Sparse vector
Introduced 3.3
The sparse_vector field supports neural sparse approximate nearest neighbor (ANN) search, which improves search efficiency while preserving relevance. A sparse_vector is stored as a map, in which each key represents the token and each value is a positive float value indicating the token’s weight.
Parameters
The sparse_vector field type supports the following parameters.

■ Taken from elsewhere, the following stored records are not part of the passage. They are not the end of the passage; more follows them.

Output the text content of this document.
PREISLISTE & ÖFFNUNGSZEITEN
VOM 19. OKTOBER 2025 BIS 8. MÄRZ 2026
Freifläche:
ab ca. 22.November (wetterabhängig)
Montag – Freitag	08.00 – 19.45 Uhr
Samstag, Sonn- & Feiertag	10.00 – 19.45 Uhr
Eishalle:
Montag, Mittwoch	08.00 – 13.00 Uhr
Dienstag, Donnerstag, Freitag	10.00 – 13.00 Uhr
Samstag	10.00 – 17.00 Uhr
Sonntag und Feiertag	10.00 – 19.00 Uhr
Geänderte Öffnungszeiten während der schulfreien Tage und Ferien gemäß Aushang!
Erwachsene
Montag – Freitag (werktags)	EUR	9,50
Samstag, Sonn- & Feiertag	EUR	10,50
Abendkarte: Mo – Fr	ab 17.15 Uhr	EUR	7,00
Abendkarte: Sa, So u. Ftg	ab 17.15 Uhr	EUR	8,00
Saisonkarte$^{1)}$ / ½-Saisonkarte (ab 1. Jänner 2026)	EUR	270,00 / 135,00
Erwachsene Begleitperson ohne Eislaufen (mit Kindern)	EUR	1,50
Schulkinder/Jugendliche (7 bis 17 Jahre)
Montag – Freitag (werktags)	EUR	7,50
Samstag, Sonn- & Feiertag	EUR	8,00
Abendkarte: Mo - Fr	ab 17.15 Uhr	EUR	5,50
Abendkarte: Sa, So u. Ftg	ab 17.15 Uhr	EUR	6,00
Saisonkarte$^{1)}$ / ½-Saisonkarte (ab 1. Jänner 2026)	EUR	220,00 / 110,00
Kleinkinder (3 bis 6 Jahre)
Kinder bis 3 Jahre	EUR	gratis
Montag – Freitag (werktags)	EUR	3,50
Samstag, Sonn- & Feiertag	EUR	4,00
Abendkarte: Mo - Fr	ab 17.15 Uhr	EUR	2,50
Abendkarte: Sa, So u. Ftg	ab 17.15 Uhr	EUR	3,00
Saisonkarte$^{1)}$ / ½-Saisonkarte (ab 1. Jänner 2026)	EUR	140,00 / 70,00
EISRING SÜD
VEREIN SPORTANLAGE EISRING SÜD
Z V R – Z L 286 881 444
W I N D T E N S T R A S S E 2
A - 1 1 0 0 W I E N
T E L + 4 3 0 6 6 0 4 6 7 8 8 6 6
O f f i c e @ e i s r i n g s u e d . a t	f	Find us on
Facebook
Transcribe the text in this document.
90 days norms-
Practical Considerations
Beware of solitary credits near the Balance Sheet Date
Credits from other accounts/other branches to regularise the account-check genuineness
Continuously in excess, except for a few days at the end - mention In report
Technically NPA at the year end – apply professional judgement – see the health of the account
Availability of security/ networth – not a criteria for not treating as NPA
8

| Parameter | Type | Required | Description | Default | Range | |||
|---|---|---|---|---|---|---|---|---|
name | String | Yes | The neural sparse ANN search algorithm. Valid value is seismic. | - | - | |||
n_postings | Integer | No | The maximum number of documents to retain in each posting list. | 0.0005 * doc_count¹ | (0, ∞) | |||
cluster_ratio | Float | No | The fraction of documents in each posting list used to determine the cluster count. | 0.1 | (0, 1) | |||
summary_prune_ratio | Float | No | The fraction of total token weight to retain when pruning cluster summary vectors. For example, if summary_prune_ratio is set to 0.5, tokens contributing to the top 50% of the total weight are kept. Thus, for a cluster summary {"100": 1, "200": 2, "300": 3, "400": 6}, the pruned summary is {"400": 6}. | 0.4 | (0, 1] | 0.4 | (0, 1] | |
approximate_threshold | Integer | No | The minimum number of documents in a segment required to activate neural sparse ANN search. | 1000000 | [0, ∞) | |||
quantization_ceiling_search | Float | No | The maximum token weight used for quantization during search. | 16 | (0, ∞) | |||
quantization_ceiling_ingest | Float | No | The maximum token weight used for quantization during ingestion. | 3 | (0, ∞) |
¹doc_count represents the number of documents within the segment.
For parameter configuration, see Neural sparse ANN search.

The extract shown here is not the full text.